Tbilisi Mayor Kakha Kaladze said the long-promised above-ground metro project, which was never implemented, has been ‘temporarily’ suspended, with priority instead given to extending existing metro lines.
The ruling Georgian Dream party pledged to work on the project in 2018, a year after Kaladze first became mayor.
According to Kaladze, the construction was initiated by then-Prime Minister Mamuka Bakhtadze, while Tbilisi City Hall was tasked with conducting feasibility studies and preparing the project.
‘We hired European companies that carried out studies and found the project would cost around €300 million ($350 million)’, Kaladze said, as quoted by IPN, adding that the project’s relevance was therefore called into question.
‘When we began discussing whether it was right to spend such a large sum on this project, given the urgent need to extend the Akhmeteli Theatre and Varketili metro lines, we decided to temporarily suspend it’.
Varketili and Akhmeteli Theatre are the two terminus stations of Tbilisi Metro’s first line, which consists of 16 stations and connects the city’s east with the north.
Kaladze further noted that if work on the above-ground metro project had begun, it would have immediately drawn criticism and questions over ‘why so much money was being spent when other priorities and urgent needs exist’.
Kaladze announced plans to extend the first metro line in September, noting that it will be extended by one station on each end, which will help ease congestion on the network.
The government promised back in 2018 that the construction of the above-ground metro would provide new routes for a total of 260,000 people.
According to the project, construction was scheduled to begin in 2019 and go through two phases. During the first, from 2021 and 2022, the Samgori Metro Station in eastern Tbilisi was to be connected to the Lilo neighbourhood and Tbilisi International Airport, with seven new metro stations planned to be built and the Samgori station fully renovated. In the second phase, Tbilisi would be connected to the neighbouring city of Rustavi.

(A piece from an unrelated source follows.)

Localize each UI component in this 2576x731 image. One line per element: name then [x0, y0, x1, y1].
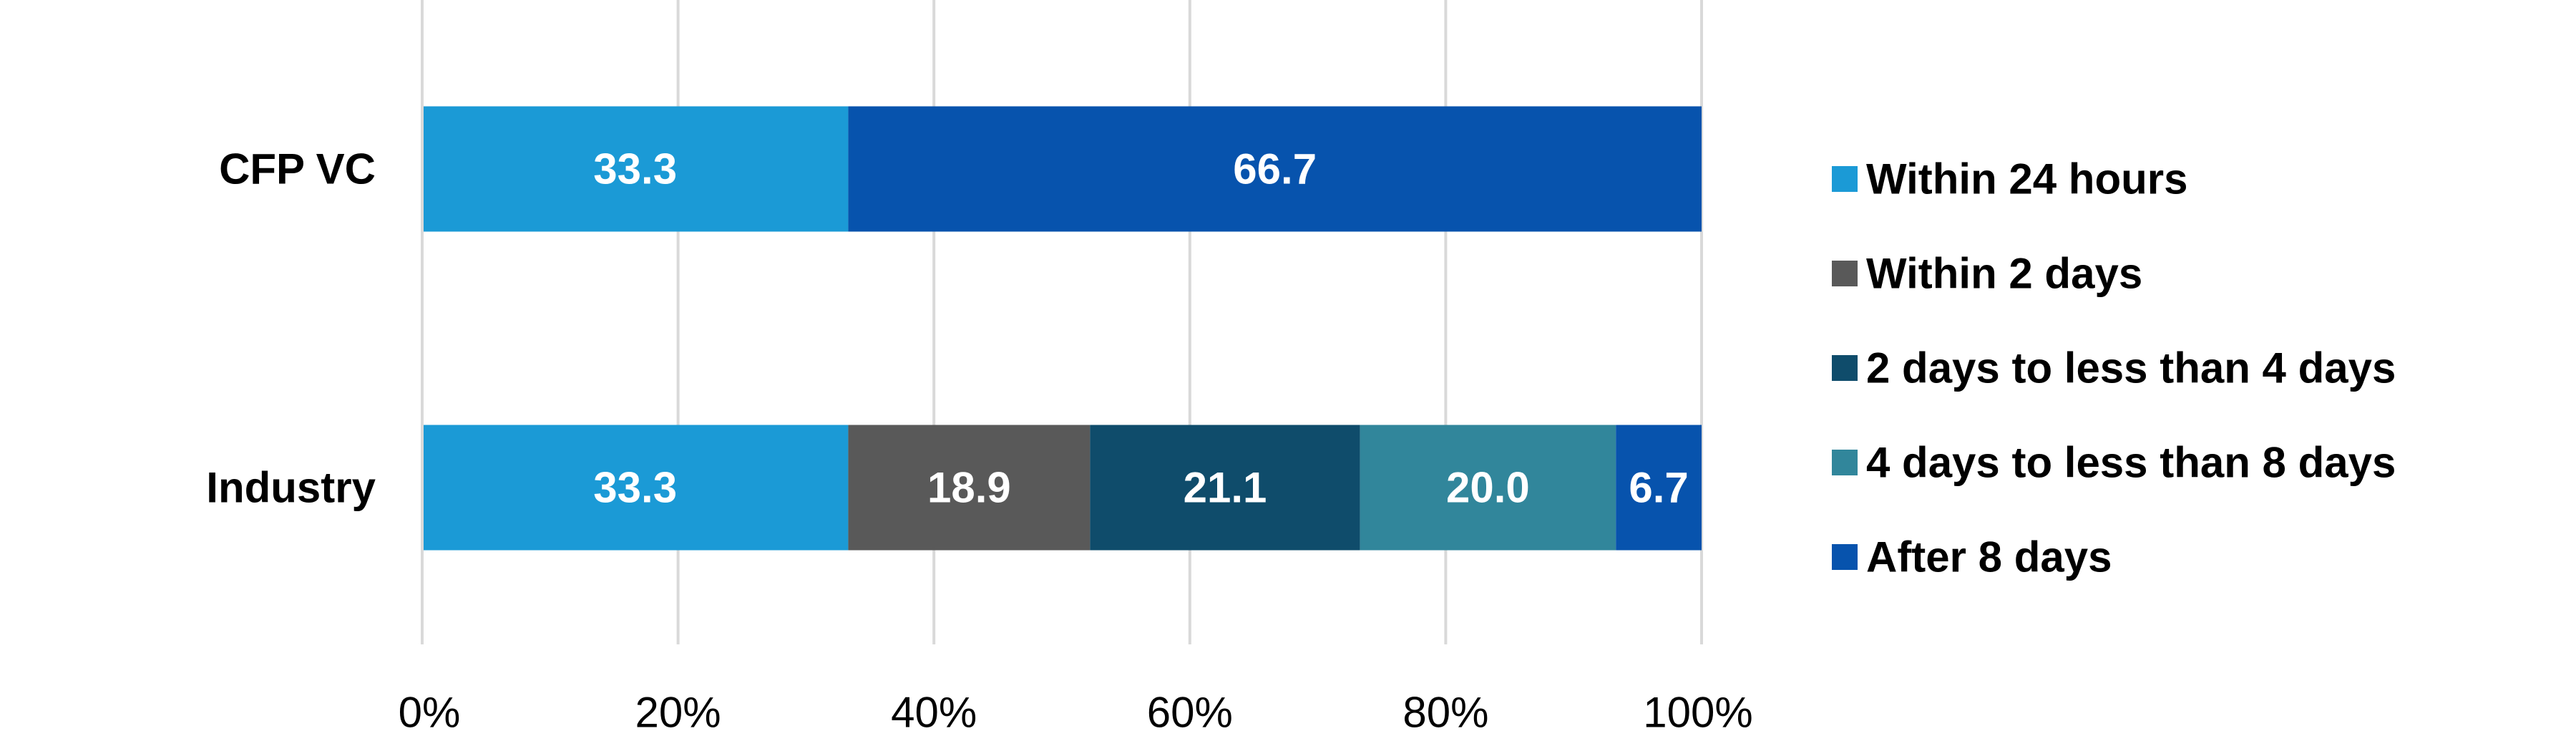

By 2021, Tbilisi City Hall claimed that a feasibility study for the overground metro project had been completed, but the project was hampered by the COVID-19 pandemic.
However, even after the pandemic, the municipality provided scant updates regarding the project, leaving the now six-year-old promise unfulfilled and unstarted to this day.
The lack of progress on the above-ground metro has not stopped Kaladze from making new pledges to improve Tbilisi’s public transit — in November 2025, he promised to introduce a tram line in the city’s northern districts, which would bring back a mode of transport that disappeared from the capital years ago.
Kaladze announced the plan a month and a half before the October 2025 municipal elections, in which he won by a large margin amid a boycott by several opposition groups.
Three weeks after the elections, Kaladze announced that a tender had been issued for the design and construction of the tram line, originally scheduled to conclude in December. However, by mid-December, it was revealed that the deadline had been extended by another two months, to February.